Probably the biggest advantage of the Fire is the ability to use voice commands to start a show or launch an app by pressing a button and speaking into the Bluetooth remote control. If you know what you want to watch that’s a lot easier than having to use the remote control to move about an onscreen keyboard to type in the name of what you’re looking for. But there’s one problem with it. When it comes to starting a show, so far it only works with Amazon’s video service. So, if you want to watch House of Cards for example, you can use your voice to find it but instead of watching it for free on Netflix, which created the series, you’ll wind up on Amazon Instant Video where you’l pay $2.99 per episode. Of course you can still search Netflix and other services with the on-screen keyboard. You can use voice search to launch non-Amazon apps, including Netflix.
While Amazon gets credit for including apps from streaming competitors, there is no question that Fire is Amazon-centric. First, only Amazon apps are pre-installed. You have to download any other services you want to use. That’s not hard or particularly time consuming but it’s an extra step. Once you have, say, Netflix installed, you can access it from the Home screen or app screen but the other navigation screens – Movies, Watchlist and Games – are dedicated to Amazon content. There is also a screen where you can view your photos stored on Amazon cloud servers.
Besides the voice search, the other major hardware advances over the competition are its faster quad-core processor and it’s 2 GB of memory but – so far – I’m not seeing a lot of extra advantages from those enhancements. Yes, Amazon programs seem to come up a little faster on the Fire than they do on my Roku 3, but the difference is pretty negligible. The main performance barrier to any streaming service is your broadband connection and the device can’t improve that.
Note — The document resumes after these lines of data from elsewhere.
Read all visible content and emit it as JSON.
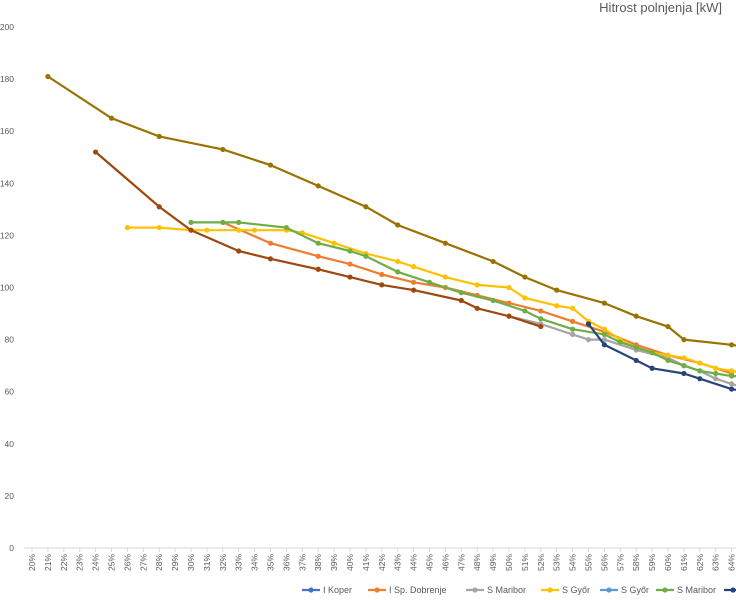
{
  "chart_data": {
    "type": "line",
    "title": "Hitrost polnjenja [kW]",
    "xlabel": "",
    "ylabel": "",
    "ylim": [
      0,
      200
    ],
    "yticks": [
      0,
      20,
      40,
      60,
      80,
      100,
      120,
      140,
      160,
      180,
      200
    ],
    "categories": [
      "20%",
      "21%",
      "22%",
      "23%",
      "24%",
      "25%",
      "26%",
      "27%",
      "28%",
      "29%",
      "30%",
      "31%",
      "32%",
      "33%",
      "34%",
      "35%",
      "36%",
      "37%",
      "38%",
      "39%",
      "40%",
      "41%",
      "42%",
      "43%",
      "44%",
      "45%",
      "46%",
      "47%",
      "48%",
      "49%",
      "50%",
      "51%",
      "52%",
      "53%",
      "54%",
      "55%",
      "56%",
      "57%",
      "58%",
      "59%",
      "60%",
      "61%",
      "62%",
      "63%",
      "64%"
    ],
    "grid": false,
    "legend_position": "bottom",
    "series": [
      {
        "name": "I Koper",
        "color": "#4472c4",
        "points": []
      },
      {
        "name": "I Sp. Dobrenje",
        "color": "#ed7d31",
        "points": [
          [
            32,
            125
          ],
          [
            35,
            117
          ],
          [
            38,
            112
          ],
          [
            40,
            109
          ],
          [
            42,
            105
          ],
          [
            44,
            102
          ],
          [
            46,
            100
          ],
          [
            48,
            97
          ],
          [
            50,
            94
          ],
          [
            52,
            91
          ],
          [
            54,
            87
          ],
          [
            56,
            83
          ],
          [
            58,
            78
          ],
          [
            60,
            74
          ],
          [
            62,
            71
          ],
          [
            64,
            67
          ]
        ]
      },
      {
        "name": "S Maribor",
        "color": "#a5a5a5",
        "points": [
          [
            50,
            89
          ],
          [
            52,
            86
          ],
          [
            54,
            82
          ],
          [
            55,
            80
          ],
          [
            56,
            80
          ],
          [
            58,
            76
          ],
          [
            60,
            73
          ],
          [
            61,
            70
          ],
          [
            62,
            68
          ],
          [
            63,
            65
          ],
          [
            64,
            63
          ],
          [
            65,
            61
          ]
        ]
      },
      {
        "name": "S Győr",
        "color": "#ffc000",
        "points": [
          [
            26,
            123
          ],
          [
            28,
            123
          ],
          [
            30,
            122
          ],
          [
            31,
            122
          ],
          [
            33,
            122
          ],
          [
            34,
            122
          ],
          [
            36,
            122
          ],
          [
            37,
            121
          ],
          [
            39,
            117
          ],
          [
            41,
            113
          ],
          [
            43,
            110
          ],
          [
            44,
            108
          ],
          [
            46,
            104
          ],
          [
            48,
            101
          ],
          [
            50,
            100
          ],
          [
            51,
            96
          ],
          [
            53,
            93
          ],
          [
            54,
            92
          ],
          [
            55,
            87
          ],
          [
            56,
            84
          ],
          [
            57,
            80
          ],
          [
            58,
            77
          ],
          [
            59,
            75
          ],
          [
            60,
            74
          ],
          [
            61,
            73
          ],
          [
            62,
            71
          ],
          [
            63,
            69
          ],
          [
            64,
            68
          ],
          [
            65,
            67
          ]
        ]
      },
      {
        "name": "S Győr",
        "color": "#5b9bd5",
        "points": []
      },
      {
        "name": "S Maribor",
        "color": "#70ad47",
        "points": [
          [
            30,
            125
          ],
          [
            32,
            125
          ],
          [
            33,
            125
          ],
          [
            36,
            123
          ],
          [
            38,
            117
          ],
          [
            40,
            114
          ],
          [
            41,
            112
          ],
          [
            43,
            106
          ],
          [
            45,
            102
          ],
          [
            47,
            98
          ],
          [
            49,
            95
          ],
          [
            51,
            91
          ],
          [
            52,
            88
          ],
          [
            54,
            84
          ],
          [
            56,
            82
          ],
          [
            57,
            79
          ],
          [
            58,
            77
          ],
          [
            59,
            75
          ],
          [
            60,
            72
          ],
          [
            61,
            70
          ],
          [
            62,
            68
          ],
          [
            63,
            67
          ],
          [
            64,
            66
          ],
          [
            65,
            66
          ]
        ]
      },
      {
        "name": "",
        "color": "#264478",
        "points": [
          [
            55,
            86
          ],
          [
            56,
            78
          ],
          [
            58,
            72
          ],
          [
            59,
            69
          ],
          [
            61,
            67
          ],
          [
            62,
            65
          ],
          [
            64,
            61
          ],
          [
            65,
            60
          ]
        ]
      },
      {
        "name": "",
        "color": "#9e480e",
        "points": [
          [
            24,
            152
          ],
          [
            28,
            131
          ],
          [
            30,
            122
          ],
          [
            33,
            114
          ],
          [
            35,
            111
          ],
          [
            38,
            107
          ],
          [
            40,
            104
          ],
          [
            42,
            101
          ],
          [
            44,
            99
          ],
          [
            47,
            95
          ],
          [
            48,
            92
          ],
          [
            50,
            89
          ],
          [
            52,
            85
          ]
        ]
      },
      {
        "name": "",
        "color": "#997300",
        "points": [
          [
            21,
            181
          ],
          [
            25,
            165
          ],
          [
            28,
            158
          ],
          [
            32,
            153
          ],
          [
            35,
            147
          ],
          [
            38,
            139
          ],
          [
            41,
            131
          ],
          [
            43,
            124
          ],
          [
            46,
            117
          ],
          [
            49,
            110
          ],
          [
            51,
            104
          ],
          [
            53,
            99
          ],
          [
            56,
            94
          ],
          [
            58,
            89
          ],
          [
            60,
            85
          ],
          [
            61,
            80
          ],
          [
            64,
            78
          ],
          [
            65,
            77
          ]
        ]
      }
    ]
  }
}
It can, however, help with content buffering and speed of accessing apps but you will always be affected by the performance of your Internet connection.
Overall, the Fire is a very nice contender priced the same as other premium streaming devices like the Roku 3 and Apple TV but twice the price of the least expensive Roku and nearly 3 times the cost of Google Chromecast. Its voice search makes it a terrific way to access Amazon content and the fact that its written in Android means it will likely play host to an increasing number of apps and games. Its easy to install and use and – as with anything you order on Amazon – easy to get your hands on. But if you already have another streaming device, I see no reason to switch.